Alessandra, Mamá, Helen, Adrianinha e Micaela passam boa parte do tempo de tênis, shorts, cabelo preso e pingando de suor. A rotina de atleta, no entanto, não afasta a vaidade das trintonas da seleção brasileira. Após romper a temida barreira, elas apelam a cremes anti-envelhecimento e apostam na experiência dentro da quadra.

"Tem menina de 25 anos que usa anti-age (anti-idade)! Eu também uso, não vou mentir. Ainda não preciso de botox, porque estou bem (risos). Tem gente que me encontra e fala: 'meu Deus, você está com o mesmo corpo que tinha 10 anos atrás!", diz Alessandra, antes de reconhecer, em tom de lamentação: "eu dei uma engordadinha...".

Ela lembra bem do traumático dia em que completou seu 30º aniversário. "Eu estava no vestiário. Vieram duas jogadoras estrangeiras do meu time e falaram: 'welcome to the club' (bem-vinda ao clube).
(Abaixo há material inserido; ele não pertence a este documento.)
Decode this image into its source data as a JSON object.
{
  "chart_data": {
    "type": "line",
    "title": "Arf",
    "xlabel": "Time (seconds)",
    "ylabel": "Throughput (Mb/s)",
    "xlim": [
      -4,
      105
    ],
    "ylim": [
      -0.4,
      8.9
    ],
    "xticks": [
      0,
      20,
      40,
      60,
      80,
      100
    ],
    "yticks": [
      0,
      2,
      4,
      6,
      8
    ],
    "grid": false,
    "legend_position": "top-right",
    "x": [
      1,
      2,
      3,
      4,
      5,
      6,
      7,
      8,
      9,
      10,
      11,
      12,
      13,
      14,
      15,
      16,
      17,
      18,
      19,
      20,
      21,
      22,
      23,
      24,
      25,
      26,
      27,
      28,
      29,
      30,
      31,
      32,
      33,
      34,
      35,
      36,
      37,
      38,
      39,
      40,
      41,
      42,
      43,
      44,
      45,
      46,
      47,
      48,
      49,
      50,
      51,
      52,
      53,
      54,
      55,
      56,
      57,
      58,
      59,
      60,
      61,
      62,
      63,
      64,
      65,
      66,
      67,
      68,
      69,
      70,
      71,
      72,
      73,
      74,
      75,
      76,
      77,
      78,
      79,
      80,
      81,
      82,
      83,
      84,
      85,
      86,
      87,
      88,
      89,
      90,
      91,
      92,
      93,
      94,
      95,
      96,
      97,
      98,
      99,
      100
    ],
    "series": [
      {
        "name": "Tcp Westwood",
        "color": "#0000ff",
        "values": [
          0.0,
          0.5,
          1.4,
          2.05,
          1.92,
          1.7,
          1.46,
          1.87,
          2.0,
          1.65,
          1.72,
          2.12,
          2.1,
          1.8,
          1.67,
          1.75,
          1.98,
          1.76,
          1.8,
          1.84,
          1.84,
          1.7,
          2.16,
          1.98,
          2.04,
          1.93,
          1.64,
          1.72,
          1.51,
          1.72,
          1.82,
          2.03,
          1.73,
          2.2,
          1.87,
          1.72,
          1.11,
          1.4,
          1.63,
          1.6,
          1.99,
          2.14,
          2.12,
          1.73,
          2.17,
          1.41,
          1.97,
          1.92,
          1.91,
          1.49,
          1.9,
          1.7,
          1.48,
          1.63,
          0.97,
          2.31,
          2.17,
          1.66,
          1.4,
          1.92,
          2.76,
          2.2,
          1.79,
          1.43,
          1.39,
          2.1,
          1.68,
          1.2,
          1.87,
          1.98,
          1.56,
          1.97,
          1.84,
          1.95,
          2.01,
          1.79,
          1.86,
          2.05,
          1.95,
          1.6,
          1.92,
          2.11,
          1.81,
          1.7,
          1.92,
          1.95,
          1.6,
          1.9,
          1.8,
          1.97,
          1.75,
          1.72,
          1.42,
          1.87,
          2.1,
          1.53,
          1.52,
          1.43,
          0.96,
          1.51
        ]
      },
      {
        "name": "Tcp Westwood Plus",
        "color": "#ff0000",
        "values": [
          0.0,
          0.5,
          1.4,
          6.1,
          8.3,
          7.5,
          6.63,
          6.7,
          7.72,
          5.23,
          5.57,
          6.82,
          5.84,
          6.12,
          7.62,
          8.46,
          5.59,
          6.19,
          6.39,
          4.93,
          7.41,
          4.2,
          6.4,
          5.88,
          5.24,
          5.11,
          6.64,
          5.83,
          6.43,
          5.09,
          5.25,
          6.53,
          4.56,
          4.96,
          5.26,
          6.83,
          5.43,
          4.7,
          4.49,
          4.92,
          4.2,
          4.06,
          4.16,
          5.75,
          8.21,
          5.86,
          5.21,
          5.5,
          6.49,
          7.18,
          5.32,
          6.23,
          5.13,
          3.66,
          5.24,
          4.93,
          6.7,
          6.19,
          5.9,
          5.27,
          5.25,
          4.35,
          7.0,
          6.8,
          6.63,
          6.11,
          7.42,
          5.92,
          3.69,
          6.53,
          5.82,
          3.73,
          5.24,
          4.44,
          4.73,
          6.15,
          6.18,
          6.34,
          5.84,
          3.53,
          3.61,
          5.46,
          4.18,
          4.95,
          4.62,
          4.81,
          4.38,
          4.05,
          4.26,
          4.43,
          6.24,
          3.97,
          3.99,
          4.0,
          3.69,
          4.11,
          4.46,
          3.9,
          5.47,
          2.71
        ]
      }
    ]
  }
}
Foi duro... Eu chorei! Mas depois... Fazer o quê? Eu me conformei. O bom é ter 30 anos e estar bem", disse.

Apesar da idade, Alessandra fez uma temporada de alto nível na Europa e passou pela experiência inusitada de atuar ao lado de uma jogadora de 15 anos. No Bourges, a atleta conquistou a Liga Francesa e a Copa da França. "Eu e minhas companheiras over 30 (acima de 30) estamos correndo, estamos chutando, estamos jogando bem e fazendo a diferença", discursou.

Para Helen, a mais velha do elenco convocado para a Copa América, o dia 23 de novembro de 2002 foi mais tranquilo. "Eu adorei fazer 30 anos. Se soubesse que era tão bom, tinha feito antes! Acho que é o nosso melhor momento. É a fase que a gente está mais madura, sai daquela transição de menina para mulher e vê que a vida tem outros valores", explicou.

A armadora assegura que nunca mentiu a idade, mas também contribui com o lucro de bilhões por ano do mercado de cosméticos. "Eu sou meio preguiçosa, mas sempre pinto o cabelo e uso um produto para o rosto. Não gosto cabelos brancos, e tenho muitos. O que me incomoda, eu cuido", explicou Helen.

Um dos destaques do espanhol Hondarríbia Irun na última temporada, ela ainda não pensa na aposentadoria, assim como Alessandra. "Tenho amigas na Europa jogando até com 40 anos. É claro que o físico de uma menina de 20 anos não é igual ao meu, mas nossa experiência e preparação compensam. Tenho 36 e estou com vontade de jogar".